Irene abrazó a Geta y recargó su cabeza en su pecho. Iba a decirle algo cuando la voz de Caracalla llegó hasta ellos. Gritaba algo sobre ella, así que Geta tuvo que soltarla. La miró una última vez antes de salir e Irene sintió una opresión en el pecho. Los días que estarían separados serían la prueba definitiva respecto a lo que Geta decía sentir por ella. Luego de eso, Irene pensaría que hacer respecto a sus propios sentimientos.
***
Acacius se decidió a terminar de una vez por todas con la estúpida misión que los emperadores le dieron. Ya no se detendría a revisar los pueblos y ver el estado en el que se encontraban, los que visitó eran suficientes para saber que la pobreza y el descontento por pertenecer a Roma era más que evidente. Era claro que estaban mejor cuando eran libres. Alistó a sus hombres, montó su caballo y cabalgó hasta el punto de encuentro. Al ritmo que llevaban, tardaría dos días en llegar. En ese tiempo, esperaba que las demás tropas ya estuvieran esperando por él para volver a Roma. Rezó a los dioses porque nada lo detuviera y que lo que sea que estuviera soñando fuera un buen augurio. Estaba claro que a los emperadores les faltaba amor. Si su hija era la elegida para darle eso a Geta y brindarle la estabilidad necesaria para ser un mejor emperador, lo aceptaría. Claro que la idea no le gustaba del todo. Debía revelar su secreto y antes de hacerlo debía hablarlo con Lucilla pues la vida de los tres daría un giro de 180°. Sería difícil convencer a los senadores de que Geta no tenía conocimiento sobre el origen de Irene, de que el hecho de apropiársela fue una elección al azar y de que los sentimientos que surgieron entre ellos eran reales. Aunado a eso, si Irene se embarazaba le daría más poder a Geta al ser el único hermano con un heredero, lo que pondría a Caracalla como tercero en la línea. ¿Y qué pasaría con él? ¿Seguiría yendo a guerras o su lugar sería a lado de su hija?
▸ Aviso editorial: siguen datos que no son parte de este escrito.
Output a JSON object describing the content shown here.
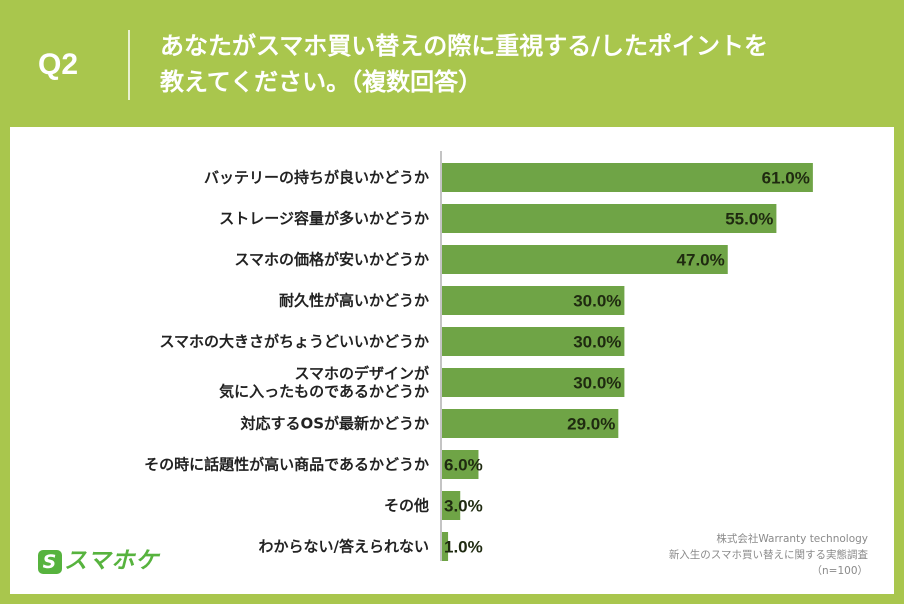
{
  "header": {
    "q_label": "Q2",
    "title_line1": "あなたがスマホ買い替えの際に重視する/したポイントを",
    "title_line2": "教えてください。（複数回答）"
  },
  "colors": {
    "bar": "#6fa446",
    "background": "#a9c64d",
    "axis": "#888888"
  },
  "logo": {
    "mark": "S",
    "text": "スマホケ"
  },
  "source": {
    "line1": "株式会社Warranty technology",
    "line2": "新入生のスマホ買い替えに関する実態調査",
    "line3": "（n=100）"
  },
  "chart_data": {
    "type": "bar",
    "orientation": "horizontal",
    "categories": [
      [
        "バッテリーの持ちが良いかどうか"
      ],
      [
        "ストレージ容量が多いかどうか"
      ],
      [
        "スマホの価格が安いかどうか"
      ],
      [
        "耐久性が高いかどうか"
      ],
      [
        "スマホの大きさがちょうどいいかどうか"
      ],
      [
        "スマホのデザインが",
        "気に入ったものであるかどうか"
      ],
      [
        "対応するOSが最新かどうか"
      ],
      [
        "その時に話題性が高い商品であるかどうか"
      ],
      [
        "その他"
      ],
      [
        "わからない/答えられない"
      ]
    ],
    "values": [
      61.0,
      55.0,
      47.0,
      30.0,
      30.0,
      30.0,
      29.0,
      6.0,
      3.0,
      1.0
    ],
    "value_labels": [
      "61.0%",
      "55.0%",
      "47.0%",
      "30.0%",
      "30.0%",
      "30.0%",
      "29.0%",
      "6.0%",
      "3.0%",
      "1.0%"
    ],
    "xlim": [
      0,
      100
    ],
    "grid": false
  }
}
—¡Esperen! —gritó al ver una nube de polvo a unos metros de ellos. Sacó su espada y señaló al frente—. Alguien viene.
—¡General! —gritó el joven soldado que días atrás mandó a avisar a las tropas de las actividades de los rebeldes.
—¿Estás bien? —Acacius guardó su espalda, el joven asintió y bajó de su caballo para pararse a su lado—. ¿Qué sucede?
—Las tropas —jadeó el soldado—. Están cerca del punto. Todo parece estar en orden en los pueblos a los que lo mandó.
—¿Supiste algo de los rebeldes?
—Aún no.
—Sigamos —ordenó a sus hombres—. Debemos llegar pronto.
Acacius golpeó las costillas de su caballo con los talones para avanzar y evitó mirar detrás de él. Si los rebeldes no estaban en todos los pueblos eso solo significaba una cosa: estaban siguiendo sus pasos.